MyUCLA is UCLA Student services portal. Rather a traditional portal where content is collected and delivered via widgets on a single platform, MyUCLA is made up of several distinct web applications. Each of these applications is managed by a different department at UCLA. MyUCLA produces a coherent user experience through coordinated design, development, and a set of back-end data sharing/exchange interfaces. In particular, all MyUCLA applications share a common set of Grouper-managed user roles and access memberships. Group membership is managed via a mix of book-of-record data feeds and direct updates via Grouper web service. The membership assignment in turn maps to role attribute values. All applications under the MyUCLA umbrella consume role attributes via Shibboleth to determine user access at run time.

Grouper and MyUCLA Integration

Campus ID Card / Door Access Management (BruinCard)

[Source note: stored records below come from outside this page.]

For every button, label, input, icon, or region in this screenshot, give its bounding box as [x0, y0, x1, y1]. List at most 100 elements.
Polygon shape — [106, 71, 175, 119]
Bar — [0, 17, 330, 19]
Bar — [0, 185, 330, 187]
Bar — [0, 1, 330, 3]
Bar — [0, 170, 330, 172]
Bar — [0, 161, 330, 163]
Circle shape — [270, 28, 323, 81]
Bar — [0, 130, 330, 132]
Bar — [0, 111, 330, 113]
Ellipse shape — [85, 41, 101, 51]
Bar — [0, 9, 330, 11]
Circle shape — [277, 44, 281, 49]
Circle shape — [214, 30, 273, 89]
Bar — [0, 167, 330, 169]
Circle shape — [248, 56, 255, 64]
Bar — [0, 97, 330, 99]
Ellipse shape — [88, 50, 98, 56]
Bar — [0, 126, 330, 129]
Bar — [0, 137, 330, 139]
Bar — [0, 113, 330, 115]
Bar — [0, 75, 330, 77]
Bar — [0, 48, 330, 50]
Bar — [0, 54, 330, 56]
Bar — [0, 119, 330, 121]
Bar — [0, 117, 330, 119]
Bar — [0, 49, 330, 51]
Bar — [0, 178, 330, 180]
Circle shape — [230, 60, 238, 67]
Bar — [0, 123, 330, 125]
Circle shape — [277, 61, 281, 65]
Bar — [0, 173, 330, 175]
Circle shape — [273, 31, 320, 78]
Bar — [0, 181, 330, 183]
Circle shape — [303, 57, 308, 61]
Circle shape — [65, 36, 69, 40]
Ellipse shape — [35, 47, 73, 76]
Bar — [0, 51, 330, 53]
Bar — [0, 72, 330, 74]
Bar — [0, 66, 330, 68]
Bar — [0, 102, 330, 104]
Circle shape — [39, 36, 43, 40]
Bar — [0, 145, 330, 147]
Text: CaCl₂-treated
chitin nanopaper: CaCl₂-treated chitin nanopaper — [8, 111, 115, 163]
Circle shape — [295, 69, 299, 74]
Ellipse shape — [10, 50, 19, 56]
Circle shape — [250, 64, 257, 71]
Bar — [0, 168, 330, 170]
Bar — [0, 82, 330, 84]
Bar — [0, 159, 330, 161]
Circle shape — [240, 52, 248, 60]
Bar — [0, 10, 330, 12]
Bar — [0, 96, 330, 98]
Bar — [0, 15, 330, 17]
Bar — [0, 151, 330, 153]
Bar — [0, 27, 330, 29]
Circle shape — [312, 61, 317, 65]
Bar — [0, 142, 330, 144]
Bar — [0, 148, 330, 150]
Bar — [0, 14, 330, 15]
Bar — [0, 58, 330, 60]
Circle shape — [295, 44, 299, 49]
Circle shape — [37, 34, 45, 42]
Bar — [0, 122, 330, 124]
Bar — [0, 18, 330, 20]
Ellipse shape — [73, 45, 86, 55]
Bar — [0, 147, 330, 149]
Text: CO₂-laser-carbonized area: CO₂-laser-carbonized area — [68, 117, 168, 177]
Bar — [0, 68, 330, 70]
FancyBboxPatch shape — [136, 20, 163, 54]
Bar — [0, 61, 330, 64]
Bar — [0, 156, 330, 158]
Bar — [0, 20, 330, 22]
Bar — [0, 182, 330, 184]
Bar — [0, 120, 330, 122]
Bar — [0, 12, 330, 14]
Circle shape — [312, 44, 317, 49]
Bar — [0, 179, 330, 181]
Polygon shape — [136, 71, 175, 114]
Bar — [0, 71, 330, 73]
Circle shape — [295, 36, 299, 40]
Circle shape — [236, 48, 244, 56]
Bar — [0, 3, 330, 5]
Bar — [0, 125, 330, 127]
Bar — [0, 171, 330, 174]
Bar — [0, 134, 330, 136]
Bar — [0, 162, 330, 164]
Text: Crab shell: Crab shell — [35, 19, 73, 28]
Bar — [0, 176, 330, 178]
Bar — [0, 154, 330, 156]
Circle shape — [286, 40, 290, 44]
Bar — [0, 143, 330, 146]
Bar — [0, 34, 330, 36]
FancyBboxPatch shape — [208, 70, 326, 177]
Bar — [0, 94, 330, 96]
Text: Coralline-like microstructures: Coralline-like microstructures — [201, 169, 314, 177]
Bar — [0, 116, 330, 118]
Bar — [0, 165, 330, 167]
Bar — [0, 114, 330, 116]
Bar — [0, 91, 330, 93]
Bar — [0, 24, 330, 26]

Type: ACL-Based Access Control

BruinCard is UCLA's employee and student photo ID card. It is a physical door access token, a debit card, and is used for meals and access to events on campus. When we replaced the BruinCard technology stack in 2015, we integrated BruinCard systems with Grouper. Grouper is now the engine behind most of BruinCard's group and role management needs. These include:

  • Door access assignment - delegated function to let departmental door administrators manage door access in the departments
  • Door administrator role assignment - manage who is a door administrator, and for which unit
  • Photo API access - manages the ACL for BruinCard photo downloads

Grouper and BruinCard integration

Shibboleth Multi-Factor Authentication Management

Type: Service Eligibility Declaration / Group Membership Management

UCLA deployed multi-factor authentication (MFA) in its Shibboleth Single Sign-On service in June 2016. Our goal, over time, is to require MFA use campus wide. On our way to that goal, we recognize that it is necessary to develop a flexible architecture allowing us to flexibly configure which population we turn on MFA for. Grouper is the calculation engine we use to track who needs to enroll, who has enrolled, and who are the exceptions.

External Service Entitlement Attribute Management (PAC-12 TV and HBO GO)

Type: Service Eligibility Declaration/Management

UCLA uses Grouper to calculate and set eduPersonEntitlement values for a number of external services. These include PAC-12 TV Network mobile access and HBO Go access. We are in the process of converting all similar entitlement assertions (Google Apps, Gartner, etc.) to user Grouper.

Box Group Management

Type: Group Membership Management

Box (box.com) is UCLA's online file storage and collaboration service. Box's built-in group management is awkward and difficult to scale to a distributed environment. We are externalizing group management from Box to Grouper, using Grouper to:

1. automate Box group membership updates (from book-of-record data sources)
2. enable more flexible, distributed group membership management by project, department, or collaboration groups.

Application-Specific Deployment Use cases

Faculty Information System (Opus)

Separate from the Enterprise IAM deployment, UCLA's Faculty Information System Project (Opus) has adopted Grouper as an application-specific, academic hierarchy driven, role-based access management solution.

Opus intends to operate a separate Grouper instance from the enterprise instance at its initial launch. Plans to migrate/converge with the enterprise instance is TBD.